One in five female workers believe that their gender stops them from reaching management positions, according to research from telecoms giant O2

Jermaine Haughton

While the proportion of female directors in the FTSE 100 has risen from 12.5% to 23% in the past four years, a new survey by telecoms giant O2 has revealed that almost a fifth (17%) of working women feel it is “impossible” for them reach senior-management roles in their companies. The report – titled Breaking the Boardroom: A guide for British businesses on how to support female leaders of the future – also found that 45% of the 2,000 women surveyed think that females don’t hold enough of the senior posts in their company, while 48% said that all the key decision makers in their firms were male.

FTSE 100 in particular are under pressure over these issues, having until the end of the year to meet Lord Davies’ deadline for achieving 25% female representation in their boardrooms. But O2’s figures suggest that UK employers of all sizes still have their work cut out to make the promotion process more even handed for both genders.

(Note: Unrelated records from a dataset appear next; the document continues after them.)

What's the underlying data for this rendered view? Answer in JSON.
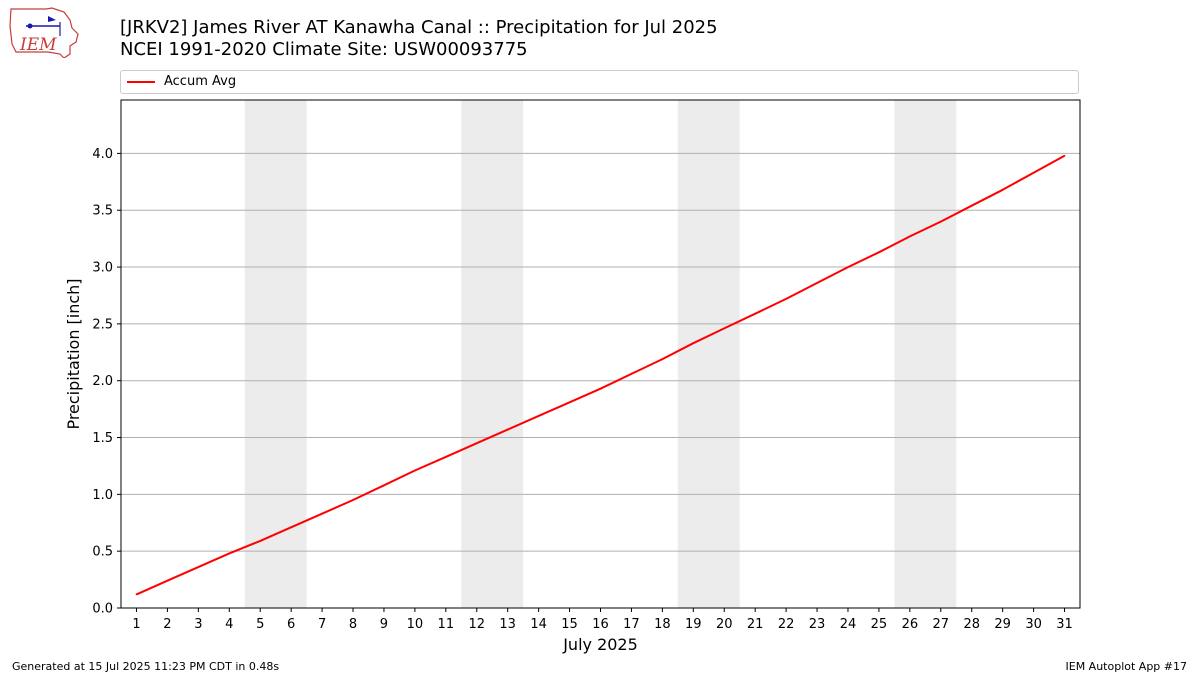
{
  "header": {
    "title_line1": "[JRKV2] James River  AT Kanawha Canal :: Precipitation for Jul 2025",
    "title_line2": "NCEI 1991-2020 Climate Site: USW00093775"
  },
  "logo": {
    "text": "IEM",
    "icon": "iem-logo-icon"
  },
  "footer": {
    "generated": "Generated at 15 Jul 2025 11:23 PM CDT in 0.48s",
    "app": "IEM Autoplot App #17"
  },
  "colors": {
    "series": "#ff0000",
    "weekend_band": "#ececec",
    "grid": "#b0b0b0"
  },
  "chart_data": {
    "type": "line",
    "title": "[JRKV2] James River  AT Kanawha Canal :: Precipitation for Jul 2025",
    "subtitle": "NCEI 1991-2020 Climate Site: USW00093775",
    "xlabel": "July 2025",
    "ylabel": "Precipitation [inch]",
    "xlim": [
      0.5,
      31.5
    ],
    "ylim": [
      0,
      4.47
    ],
    "yticks": [
      0.0,
      0.5,
      1.0,
      1.5,
      2.0,
      2.5,
      3.0,
      3.5,
      4.0
    ],
    "ytick_labels": [
      "0.0",
      "0.5",
      "1.0",
      "1.5",
      "2.0",
      "2.5",
      "3.0",
      "3.5",
      "4.0"
    ],
    "xticks": [
      1,
      2,
      3,
      4,
      5,
      6,
      7,
      8,
      9,
      10,
      11,
      12,
      13,
      14,
      15,
      16,
      17,
      18,
      19,
      20,
      21,
      22,
      23,
      24,
      25,
      26,
      27,
      28,
      29,
      30,
      31
    ],
    "grid": "horizontal",
    "legend_position": "top",
    "weekend_bands": [
      [
        4.5,
        6.5
      ],
      [
        11.5,
        13.5
      ],
      [
        18.5,
        20.5
      ],
      [
        25.5,
        27.5
      ]
    ],
    "series": [
      {
        "name": "Accum Avg",
        "color": "#ff0000",
        "x": [
          1,
          2,
          3,
          4,
          5,
          6,
          7,
          8,
          9,
          10,
          11,
          12,
          13,
          14,
          15,
          16,
          17,
          18,
          19,
          20,
          21,
          22,
          23,
          24,
          25,
          26,
          27,
          28,
          29,
          30,
          31
        ],
        "values": [
          0.12,
          0.24,
          0.36,
          0.48,
          0.59,
          0.71,
          0.83,
          0.95,
          1.08,
          1.21,
          1.33,
          1.45,
          1.57,
          1.69,
          1.81,
          1.93,
          2.06,
          2.19,
          2.33,
          2.46,
          2.59,
          2.72,
          2.86,
          3.0,
          3.13,
          3.27,
          3.4,
          3.54,
          3.68,
          3.83,
          3.98
        ]
      }
    ]
  }
}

O2 HR director – and board member – Ann Pickering said: “[These] findings make for uncomfortable reading. While the diversity debate has moved on outside of the office, not enough women are actually seeing this progress at work. If we’re to achieve sustainable and long-lasting change, we can’t just look at women already at the top. We need to focus our efforts on women at every level, creating a strong pipeline of female talent across British businesses.”

However, the report shows, the lack of women at the top in the UK has not stemmed from a lack of ambition. More than a quarter (28%) of those surveyed said they dream of being chief executive one day, while 35% plan to reach board level. Nonetheless, 32% of working women reported that their careers have failed to match their expectations. Those who said their careers had met or exceeded expectations cited “luck” as the chief factor to their success, over more tangible factors such as skill, ambition or determination.

Interestingly, though, when it came to criticisms of internal barriers that have prevented women from reaching their goals, a third of respondents blamed poor line management, 22% pointed to a lack of proper training or development and 28% cited negative office politics.

Dianah Worman – public policy adviser for diversity at the Chartered Institute of Personnel and Development – said: “Anything that limits an organisation’s ability to appoint, promote and retain half of society’s potential leaders simply because of their gender has to be addressed. While there’s been genuine progress towards government targets to improve boardroom diversity, too much of this has been skewed towards non-executive positions. We’re calling on all parties in the forthcoming election to commit to a new voluntary target for at least 20% executive director positions in FTSE 100 firms to be filled by women by 2020.”